In February the world was treated to a transcontinental eureka moment: Scientists from the Lawrence Livermore National Laboratory in California and the Joint Institute for Nuclear Research in Russia announced they had discovered two new chemical elements. Called superheavies because of their large atomic mass, elements 113 and 115 lasted little more than a second. Their brief existence, however, lends credence to the theory that an island of stable heavy elements with unique chemical properties exists within the undiscovered reaches of the periodic table.
The elements were born in a high-powered circular particle accelerator in Dubna, Russia.

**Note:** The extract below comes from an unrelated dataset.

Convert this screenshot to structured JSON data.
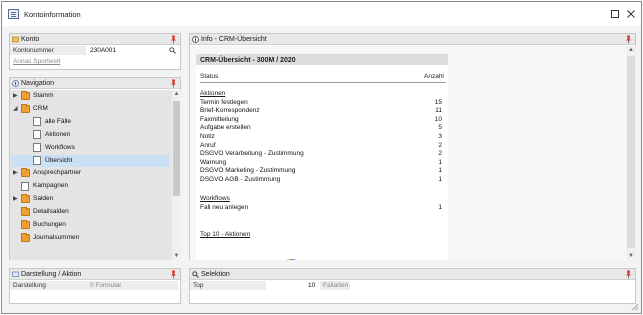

After chemists at Livermore produced a rare isotope of the element americium, they shipped it to their Russian colleagues, who beamed calcium ions at it with the accelerator. “Every once in a rare while, a calcium ion fused with an americium nucleus, and we got an element 115 isotope,” says nuclear chemist Ken Moody, who led the Livermore team. Since each calcium nucleus contains 20 protons and each americium nucleus has 95, he was pleased, but not surprised, that an element of 115 protons resulted. But it had a littermate—an element with 113 protons that appeared after element 115 underwent radioactive decay.
The new elements, tentatively dubbed ununtrium (113) and ununpentium (115), will have to be independently re-created before they are written into the periodic table. Moody and his team are already looking to build on their results by using other neutron-rich elements to create new stable elements with unpredictable properties. (In general, the more neutrons in an element, the more stable it will be.) Moody hopes the discovery of stable superheavy elements will help scientists better understand the mechanics of how nuclei are held together, opening the door for future discoveries in nuclear power generation or weapons development. “We’re at the edge of the island of stability, where the half-lives of the new elements are relatively long,” Moody says. “Now we just have to find a projectile and target with the highest number of neutrons possible.”